What code will this generate?

An easy way to find out is to extract the body into another (regular) function:

julia> @generated function sub2ind_gen(dims::NTuple{N}, I::Integer...) where N
           return sub2ind_gen_impl(dims, I...)
       end
sub2ind_gen (generic function with 1 method)

julia> function sub2ind_gen_impl(dims::Type{T}, I...) where T <: NTuple{N,Any} where N
           length(I) == N || return :(error("partial indexing is unsupported"))
           ex = :(I[$N] - 1)
           for i = (N - 1):-1:1
               ex = :(I[$i] - 1 + dims[$i] * $ex)
           end
           return :($ex + 1)
       end
sub2ind_gen_impl (generic function with 1 method)

We can now execute sub2ind_gen_impl and examine the expression it returns:

julia> sub2ind_gen_impl(Tuple{Int,Int}, Int, Int)
:(((I[1] - 1) + dims[1] * (I[2] - 1)) + 1)

So, the method body that will be used here doesn't include a loop at all - just indexing into
the two tuples, multiplication and addition/subtraction. All the looping is performed compile-time,
and we avoid looping during execution entirely. Thus, we only loop once per type, in this case
once per N (except in edge cases where the function is generated more than once - see disclaimer
above).

# Optionally-generated functions

Generated functions can achieve high efficiency at run time, but come with a compile time cost:
a new function body must be generated for every combination of concrete argument types.
Typically, Julia is able to compile "generic" versions of functions that will work for any
arguments, but with generated functions this is impossible.
This means that programs making heavy use of generated functions might be impossible to
statically compile.

To solve this problem, the language provides syntax for writing normal, non-generated
alternative implementations of generated functions.
Applied to the sub2ind example above, it would look like this:

function sub2ind_gen(dims::NTuple{N}, I::Integer...) where N
    if N != length(I)
        throw(ArgumentError("Number of dimensions must match number of indices."))
    end
    if @generated
        ex = :(I[$N] - 1)
        for i = (N - 1):-1:1
            ex = :(I[$i] - 1 + dims[$i] * $ex)
        end
        return :($ex + 1)
    else
        ind = I[N] - 1
        for i = (N - 1):-1:1
            ind = I[i] - 1 + dims[i]*ind
        end
        return ind + 1
    end
end

Internally, this code creates two implementations of the function: a generated one where
the first block in if @generated is used, and a normal one where the else block is used.
Inside the then part of the if @generated block, code has the same semantics as other
generated functions: argument names refer to types, and the code should return an expression.
Multiple if @generated blocks may occur, in which case the generated implementation uses
all of the then blocks and the alternate implementation uses all of the else blocks.

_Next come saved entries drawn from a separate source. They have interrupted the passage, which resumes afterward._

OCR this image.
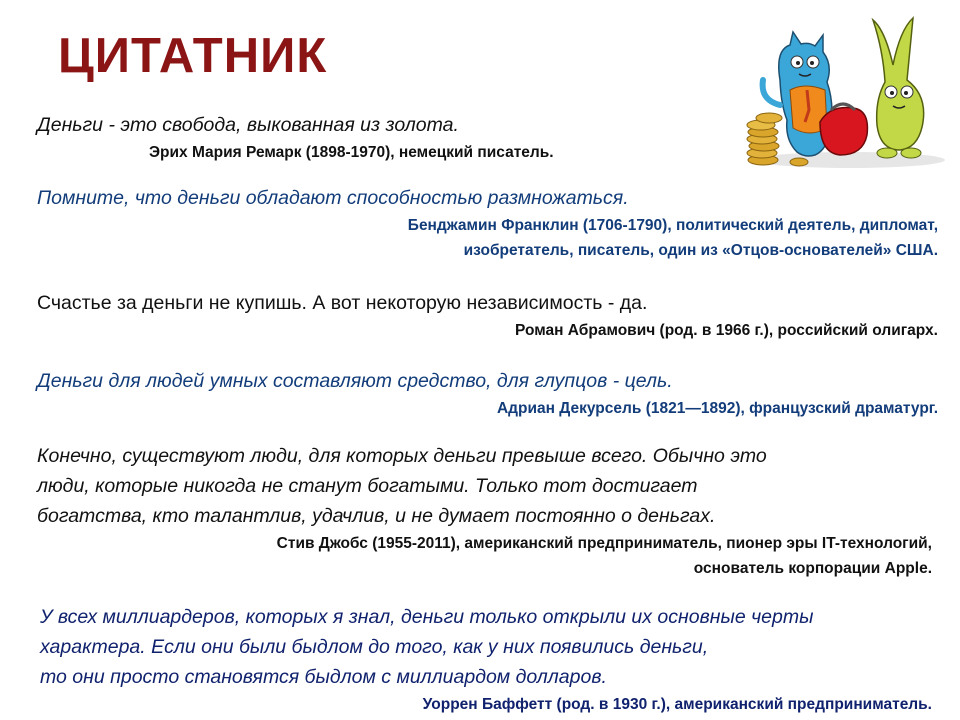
ЦИТАТНИК

Деньги - это свобода, выкованная из золота.

Эрих Мария Ремарк (1898-1970), немецкий писатель.

Помните, что деньги обладают способностью размножаться.

Бенджамин Франклин (1706-1790), политический деятель, дипломат,

изобретатель, писатель, один из «Отцов-основателей» США.

Счастье за деньги не купишь. А вот некоторую независимость - да.

Роман Абрамович (род. в 1966 г.), российский олигарх.

Деньги для людей умных составляют средство, для глупцов - цель.

Адриан Декурсель (1821—1892), французский драматург.

Конечно, существуют люди, для которых деньги превыше всего. Обычно это

люди, которые никогда не станут богатыми. Только тот достигает

богатства, кто талантлив, удачлив, и не думает постоянно о деньгах.

Стив Джобс (1955-2011), американский предприниматель, пионер эры IT-технологий,

основатель корпорации Apple.

У всех миллиардеров, которых я знал, деньги только открыли их основные черты

характера. Если они были быдлом до того, как у них появились деньги,

то они просто становятся быдлом с миллиардом долларов.

Уоррен Баффетт (род. в 1930 г.), американский предприниматель.
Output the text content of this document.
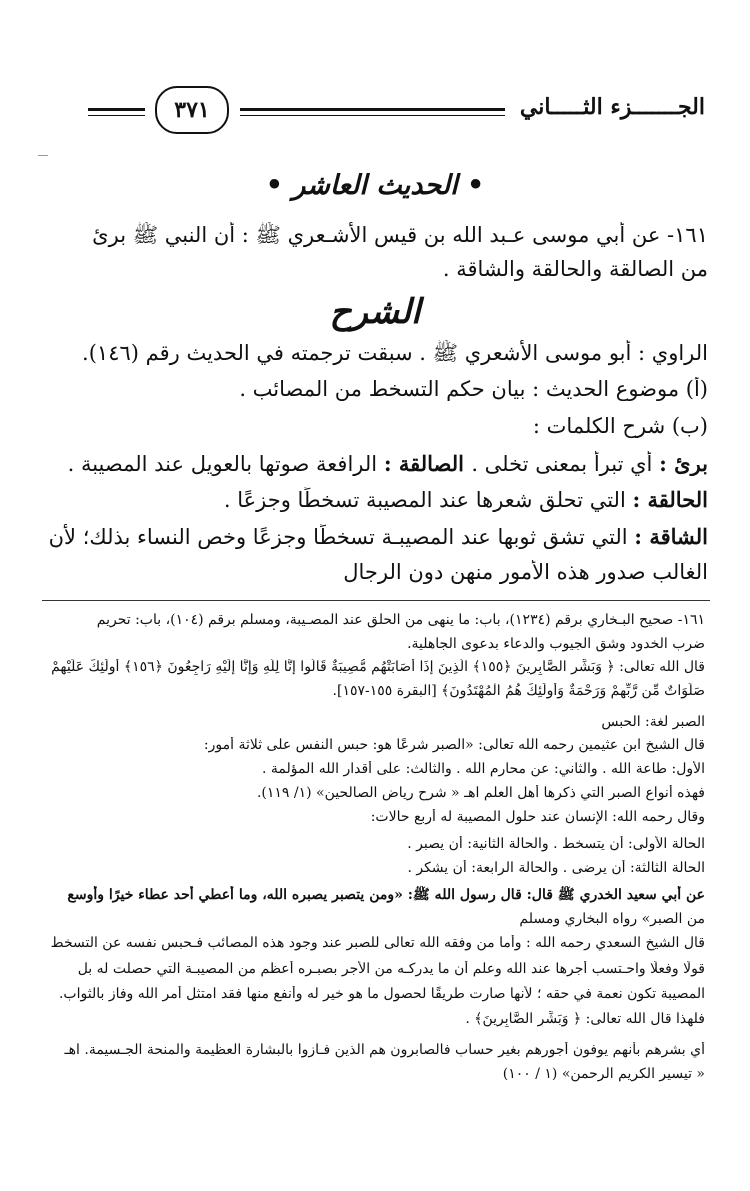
الجـــــــزء الثـــــاني
٣٧١
• الحديث العاشر •
١٦١- عن أبي موسى عـبد الله بن قيس الأشـعري ﷺ : أن النبي ﷺ برئ
من الصالقة والحالقة والشاقة .
الشرح
الراوي : أبو موسى الأشعري ﷺ . سبقت ترجمته في الحديث رقم (١٤٦).
(أ) موضوع الحديث : بيان حكم التسخط من المصائب .
(ب) شرح الكلمات :
برئ : أي تبرأ بمعنى تخلى . الصالقة : الرافعة صوتها بالعويل عند المصيبة .
الحالقة : التي تحلق شعرها عند المصيبة تسخطًا وجزعًا .
الشاقة : التي تشق ثوبها عند المصيبـة تسخطًا وجزعًا وخص النساء بذلك؛ لأن
الغالب صدور هذه الأمور منهن دون الرجال
١٦١- صحيح البـخاري برقم (١٢٣٤)، باب: ما ينهى من الحلق عند المصـيبة، ومسلم برقم (١٠٤)، باب: تحريم
ضرب الخدود وشق الجيوب والدعاء بدعوى الجاهلية.
قال الله تعالى: ﴿ وَبَشِّرِ الصَّابِرِينَ ﴿١٥٥﴾ الَّذِينَ إِذَا أَصَابَتْهُم مُّصِيبَةٌ قَالُوا إِنَّا لِلَّهِ وَإِنَّا إِلَيْهِ رَاجِعُونَ ﴿١٥٦﴾ أُولَٰئِكَ عَلَيْهِمْ
صَلَوَاتٌ مِّن رَّبِّهِمْ وَرَحْمَةٌ وَأُولَٰئِكَ هُمُ الْمُهْتَدُونَ﴾ [البقرة ١٥٥-١٥٧].
الصبر لغة: الحبس
قال الشيخ ابن عثيمين رحمه الله تعالى: «الصبر شرعًا هو: حبس النفس على ثلاثة أمور:
الأول: طاعة الله . والثاني: عن محارم الله . والثالث: على أقدار الله المؤلمة .
فهذه أنواع الصبر التي ذكرها أهل العلم اهـ « شرح رياض الصالحين» (١/ ١١٩).
وقال رحمه الله: الإنسان عند حلول المصيبة له أربع حالات:
الحالة الأولى: أن يتسخط . والحالة الثانية: أن يصبر .
الحالة الثالثة: أن يرضى . والحالة الرابعة: أن يشكر .
عن أبي سعيد الخدري ﷺ قال: قال رسول الله ﷺ: «ومن يتصبر يصبره الله، وما أعطي أحد عطاء خيرًا وأوسع
من الصبر» رواه البخاري ومسلم
قال الشيخ السعدي رحمه الله : وأما من وفقه الله تعالى للصبر عند وجود هذه المصائب فـحبس نفسه عن التسخط
قولًا وفعلًا واحـتسب أجرها عند الله وعلم أن ما يدركـه من الأجر بصبـره أعظم من المصيبـة التي حصلت له بل
المصيبة تكون نعمة في حقه ؛ لأنها صارت طريقًا لحصول ما هو خير له وأنفع منها فقد امتثل أمر الله وفاز بالثواب.
فلهذا قال الله تعالى: ﴿ وَبَشِّرِ الصَّابِرِينَ﴾ .
أي بشرهم بأنهم يوفون أجورهم بغير حساب فالصابرون هم الذين فـازوا بالبشارة العظيمة والمنحة الجـسيمة. اهـ
« تيسير الكريم الرحمن» (١ / ١٠٠)
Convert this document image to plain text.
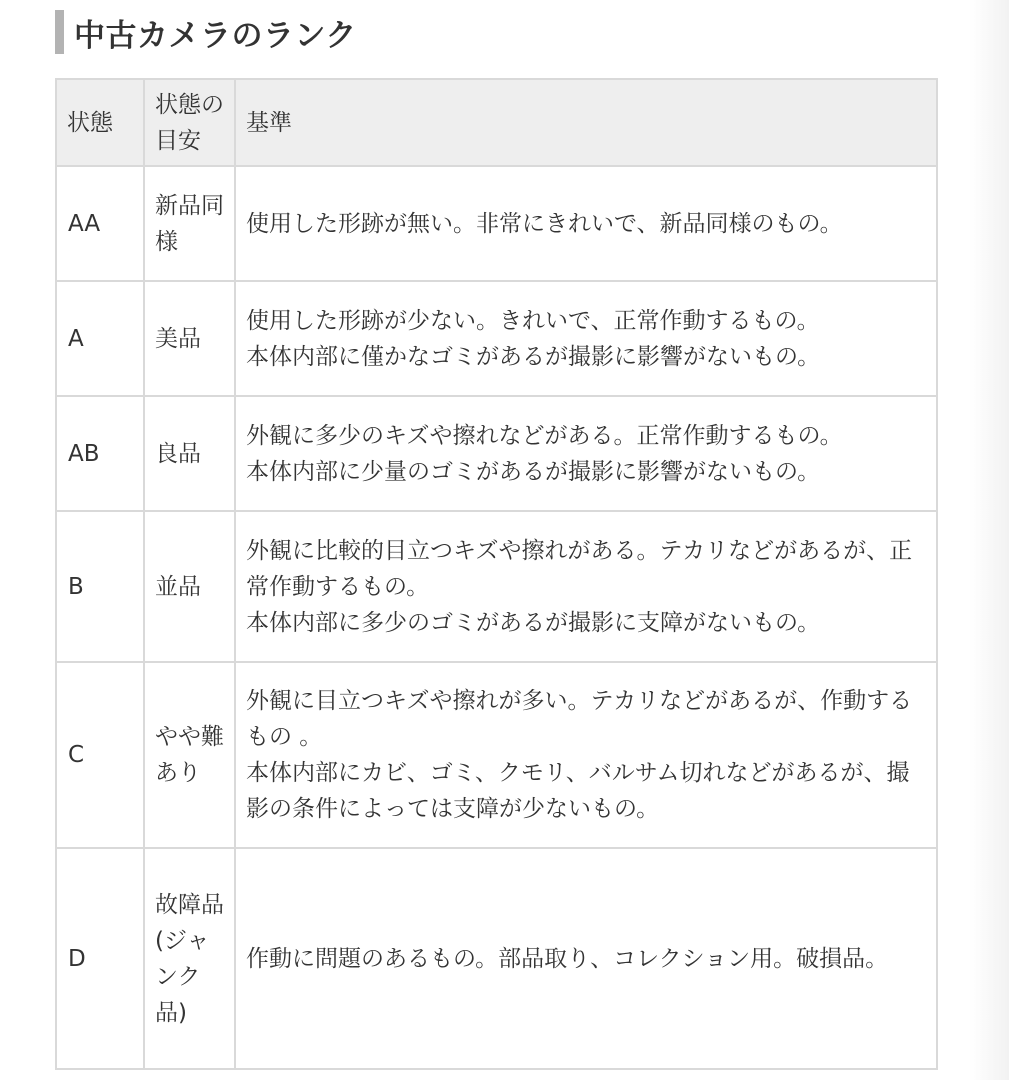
中古カメラのランク
状態	状態の目安	基準
AA	新品同様	使用した形跡が無い。非常にきれいで、新品同様のもの。
A	美品	使用した形跡が少ない。きれいで、正常作動するもの。
本体内部に僅かなゴミがあるが撮影に影響がないもの。
AB	良品	外観に多少のキズや擦れなどがある。正常作動するもの。
本体内部に少量のゴミがあるが撮影に影響がないもの。
B	並品	外観に比較的目立つキズや擦れがある。テカリなどがあるが、正常作動するもの。
本体内部に多少のゴミがあるが撮影に支障がないもの。
C	やや難あり	外観に目立つキズや擦れが多い。テカリなどがあるが、作動するもの 。
本体内部にカビ、ゴミ、クモリ、バルサム切れなどがあるが、撮影の条件によっては支障が少ないもの。
D	故障品(ジャンク品)	作動に問題のあるもの。部品取り、コレクション用。破損品。
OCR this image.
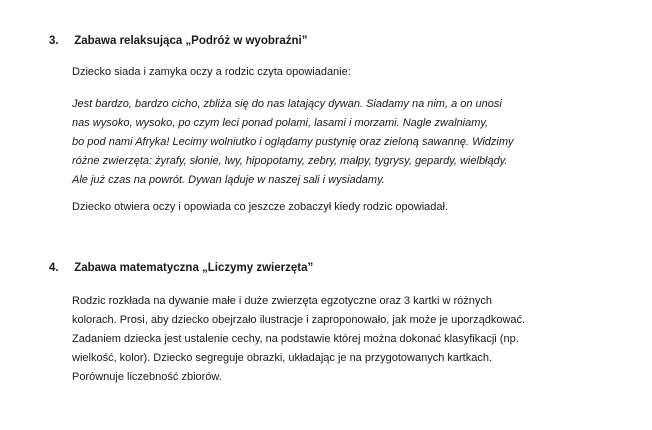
3. Zabawa relaksująca „Podróż w wyobraźni”
Dziecko siada i zamyka oczy a rodzic czyta opowiadanie:
Jest bardzo, bardzo cicho, zbliża się do nas latający dywan. Siadamy na nim, a on unosi
nas wysoko, wysoko, po czym leci ponad polami, lasami i morzami. Nagle zwalniamy,
bo pod nami Afryka! Lecimy wolniutko i oglądamy pustynię oraz zieloną sawannę. Widzimy
różne zwierzęta: żyrafy, słonie, lwy, hipopotamy, zebry, małpy, tygrysy, gepardy, wielbłądy.
Ale już czas na powrót. Dywan ląduje w naszej sali i wysiadamy.
Dziecko otwiera oczy i opowiada co jeszcze zobaczył kiedy rodzic opowiadał.
4. Zabawa matematyczna „Liczymy zwierzęta”
Rodzic rozkłada na dywanie małe i duże zwierzęta egzotyczne oraz 3 kartki w różnych
kolorach. Prosi, aby dziecko obejrzało ilustracje i zaproponowało, jak może je uporządkować.
Zadaniem dziecka jest ustalenie cechy, na podstawie której można dokonać klasyfikacji (np.
wielkość, kolor). Dziecko segreguje obrazki, układając je na przygotowanych kartkach.
Porównuje liczebność zbiorów.
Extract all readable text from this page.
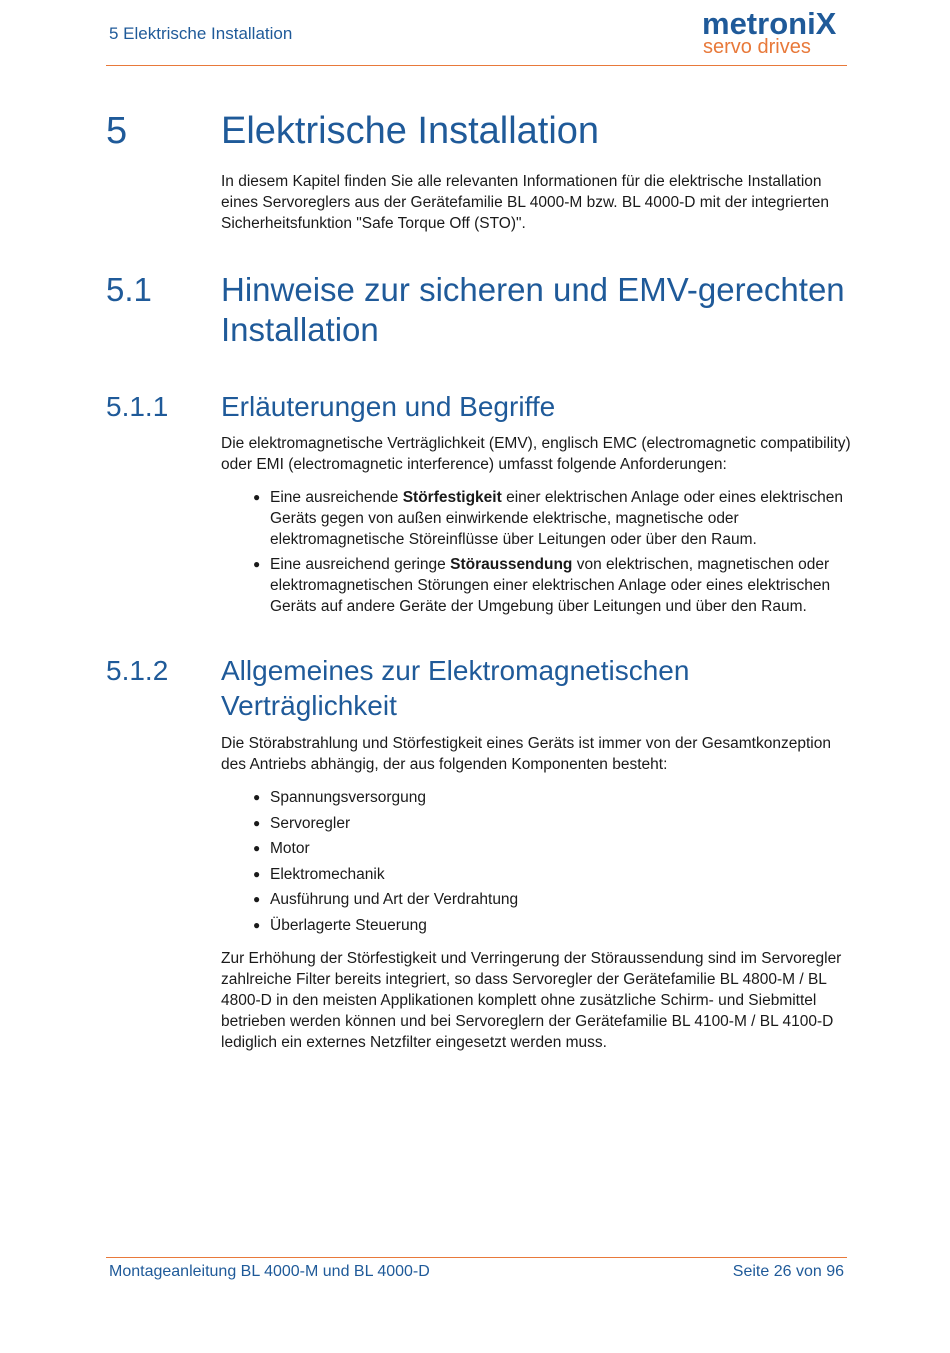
5 Elektrische Installation	metroniX
servo drives
5 Elektrische Installation
In diesem Kapitel finden Sie alle relevanten Informationen für die elektrische Installation eines Servoreglers aus der Gerätefamilie BL 4000-M bzw. BL 4000-D mit der integrierten Sicherheitsfunktion "Safe Torque Off (STO)".
5.1 Hinweise zur sicheren und EMV-gerechten Installation
5.1.1 Erläuterungen und Begriffe
Die elektromagnetische Verträglichkeit (EMV), englisch EMC (electromagnetic compatibility) oder EMI (electromagnetic interference) umfasst folgende Anforderungen:
● Eine ausreichende Störfestigkeit einer elektrischen Anlage oder eines elektrischen Geräts gegen von außen einwirkende elektrische, magnetische oder elektromagnetische Störeinflüsse über Leitungen oder über den Raum.
● Eine ausreichend geringe Störaussendung von elektrischen, magnetischen oder elektromagnetischen Störungen einer elektrischen Anlage oder eines elektrischen Geräts auf andere Geräte der Umgebung über Leitungen und über den Raum.
5.1.2 Allgemeines zur Elektromagnetischen Verträglichkeit
Die Störabstrahlung und Störfestigkeit eines Geräts ist immer von der Gesamtkonzeption des Antriebs abhängig, der aus folgenden Komponenten besteht:
● Spannungsversorgung
● Servoregler
● Motor
● Elektromechanik
● Ausführung und Art der Verdrahtung
● Überlagerte Steuerung
Zur Erhöhung der Störfestigkeit und Verringerung der Störaussendung sind im Servoregler zahlreiche Filter bereits integriert, so dass Servoregler der Gerätefamilie BL 4800-M / BL 4800-D in den meisten Applikationen komplett ohne zusätzliche Schirm- und Siebmittel betrieben werden können und bei Servoreglern der Gerätefamilie BL 4100-M / BL 4100-D lediglich ein externes Netzfilter eingesetzt werden muss.
Montageanleitung BL 4000-M und BL 4000-D	Seite 26 von 96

Notice that we added an error check to the top of the function.
This code will be common to both versions, and is run-time code in both versions
(it will be quoted and returned as an expression from the generated version).
That means that the values and types of local variables are not available at code generation
time --- the code-generation code can only see the types of arguments.

In this style of definition, the code generation feature is essentially an optional
optimization.
The compiler will use it if convenient, but otherwise may choose to use the normal
implementation instead.
This style is preferred, since it allows the compiler to make more decisions and compile
programs in more ways, and since normal code is more readable than code-generating code.
However, which implementation is used depends on compiler implementation details, so it
is essential for the two implementations to behave identically.